Armed with this knowledge, the code to make all this machinery work is surprisingly simple. Let's look at the problem of calculating all the prime factors of a list of random numbers. This is a common and expensive part of a variety of cryptography algorithms (not to mention attacks on those algorithms!). It requires years of processing power to crack the extremely large numbers used to secure your bank accounts. The following implementation, while readable, is not at all efficient, but that's okay because we want to see it using lots of CPU time:

import random
from multiprocessing.pool import Pool


def prime_factor(value):
    factors = []
    for divisor in range(2, value - 1):
        quotient, remainder = divmod(value, divisor)
        if not remainder:
            factors.extend(prime_factor(divisor))
            factors.extend(prime_factor(quotient))
            break
    else:
        factors = [value]
    return factors


if __name__ == "__main__":
    pool = Pool()

    to_factor = [random.randint(100000, 50000000) for i in range(20)]
    results = pool.map(prime_factor, to_factor)
    for value, factors in zip(to_factor, results):
        print("The factors of {} are {}".format(value, factors))

Let's focus on the parallel processing aspects, as the brute force recursive algorithm for calculating factors is pretty clear. We first construct a multiprocessing pool instance. By default, this pool creates a separate process for each of the CPU cores in the machine it is running on.

The map method accepts a function and an iterable. The pool pickles each of the values in the iterable and passes it into an available process, which executes the function on it. When that process is finished doing its work, it pickles the resulting list of factors and passes it back to the pool. Then, if the pool has more work available, it takes on the next job.

Once all the pools are finished processing work (which could take some time), the results list is passed back to the original process, which has been waiting patiently for all this work to complete.

It is often more useful to use the similar map_async method, which returns immediately even though the processes are still working. In that case, the results variable would not be a list of values, but a promise to return a list of values later by calling results.get(). This promise object also has methods such as ready() and wait(), which allow us to check whether all the results are in yet. I'll leave you to the Python documentation to discover more about their usage.
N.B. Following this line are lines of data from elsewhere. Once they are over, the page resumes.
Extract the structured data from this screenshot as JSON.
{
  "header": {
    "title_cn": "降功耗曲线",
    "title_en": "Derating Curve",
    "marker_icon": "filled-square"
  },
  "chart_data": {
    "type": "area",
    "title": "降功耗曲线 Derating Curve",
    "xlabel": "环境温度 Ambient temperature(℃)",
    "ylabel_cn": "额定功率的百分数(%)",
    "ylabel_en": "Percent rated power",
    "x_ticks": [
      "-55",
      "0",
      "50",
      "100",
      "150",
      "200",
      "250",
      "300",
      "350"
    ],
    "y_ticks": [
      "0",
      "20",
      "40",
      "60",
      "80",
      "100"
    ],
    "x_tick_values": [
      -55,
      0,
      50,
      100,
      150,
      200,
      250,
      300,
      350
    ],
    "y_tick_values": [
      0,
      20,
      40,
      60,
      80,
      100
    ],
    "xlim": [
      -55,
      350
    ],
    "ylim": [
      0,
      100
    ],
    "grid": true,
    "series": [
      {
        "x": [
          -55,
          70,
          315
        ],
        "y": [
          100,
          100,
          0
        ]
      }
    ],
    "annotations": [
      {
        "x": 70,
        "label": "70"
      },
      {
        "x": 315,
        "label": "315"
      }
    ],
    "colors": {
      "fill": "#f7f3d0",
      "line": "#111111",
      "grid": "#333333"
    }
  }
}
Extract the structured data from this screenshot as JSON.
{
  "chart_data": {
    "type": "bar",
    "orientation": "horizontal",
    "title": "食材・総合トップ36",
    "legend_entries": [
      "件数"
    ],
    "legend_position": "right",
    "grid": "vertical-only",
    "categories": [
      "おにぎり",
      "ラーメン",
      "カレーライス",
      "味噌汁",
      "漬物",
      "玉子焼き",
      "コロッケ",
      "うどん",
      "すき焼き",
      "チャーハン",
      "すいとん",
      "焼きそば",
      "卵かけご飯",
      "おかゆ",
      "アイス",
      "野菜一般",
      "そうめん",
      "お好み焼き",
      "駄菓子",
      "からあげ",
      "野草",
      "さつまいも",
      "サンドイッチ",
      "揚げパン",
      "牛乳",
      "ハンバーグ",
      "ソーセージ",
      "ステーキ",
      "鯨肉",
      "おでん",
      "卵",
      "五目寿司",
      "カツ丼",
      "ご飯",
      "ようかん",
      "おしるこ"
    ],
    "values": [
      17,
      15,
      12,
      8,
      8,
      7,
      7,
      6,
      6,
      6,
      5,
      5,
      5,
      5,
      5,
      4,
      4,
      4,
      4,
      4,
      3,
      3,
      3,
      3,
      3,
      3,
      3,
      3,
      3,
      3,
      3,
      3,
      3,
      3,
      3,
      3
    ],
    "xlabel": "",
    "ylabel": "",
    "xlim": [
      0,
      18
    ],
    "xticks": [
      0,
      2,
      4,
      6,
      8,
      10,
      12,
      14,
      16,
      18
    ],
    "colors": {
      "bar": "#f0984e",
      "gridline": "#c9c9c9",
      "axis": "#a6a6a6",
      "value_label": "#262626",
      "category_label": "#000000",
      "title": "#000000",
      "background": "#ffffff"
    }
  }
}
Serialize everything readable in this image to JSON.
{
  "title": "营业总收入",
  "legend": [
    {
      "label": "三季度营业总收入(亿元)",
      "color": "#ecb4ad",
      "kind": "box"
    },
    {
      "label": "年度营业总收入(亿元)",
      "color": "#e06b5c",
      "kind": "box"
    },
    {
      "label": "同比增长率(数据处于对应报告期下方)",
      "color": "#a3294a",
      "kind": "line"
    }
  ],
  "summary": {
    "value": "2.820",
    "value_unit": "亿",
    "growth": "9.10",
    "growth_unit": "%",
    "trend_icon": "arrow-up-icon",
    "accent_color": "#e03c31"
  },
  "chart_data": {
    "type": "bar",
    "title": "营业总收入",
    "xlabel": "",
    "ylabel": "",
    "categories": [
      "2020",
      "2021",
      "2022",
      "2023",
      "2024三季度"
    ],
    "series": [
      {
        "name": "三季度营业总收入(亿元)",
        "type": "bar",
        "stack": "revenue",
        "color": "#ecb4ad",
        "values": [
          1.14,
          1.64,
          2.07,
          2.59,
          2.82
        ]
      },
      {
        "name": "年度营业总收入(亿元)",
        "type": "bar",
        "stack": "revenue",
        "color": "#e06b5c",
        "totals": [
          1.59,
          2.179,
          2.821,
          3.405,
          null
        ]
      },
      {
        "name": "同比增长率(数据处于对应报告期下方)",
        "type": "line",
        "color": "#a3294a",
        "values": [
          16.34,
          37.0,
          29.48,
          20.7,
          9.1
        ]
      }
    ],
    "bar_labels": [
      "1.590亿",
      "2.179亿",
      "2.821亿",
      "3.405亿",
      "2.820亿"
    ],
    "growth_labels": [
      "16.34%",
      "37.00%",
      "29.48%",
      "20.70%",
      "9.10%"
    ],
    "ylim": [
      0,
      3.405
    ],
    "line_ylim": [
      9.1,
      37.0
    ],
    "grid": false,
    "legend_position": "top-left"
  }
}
Alternatively, if we don't know all the values we want to get results for in advance, we can use the apply_async method to queue up a single job. If the pool has a process that isn't already working, it will start immediately; otherwise, it will hold onto the task until there is a free process available.

Pools can also be closed, which refuses to take any further tasks, but processes everything currently in the queue, or terminated, which goes one step further and refuses to start any jobs still in the queue, although any jobs currently running are still permitted to complete.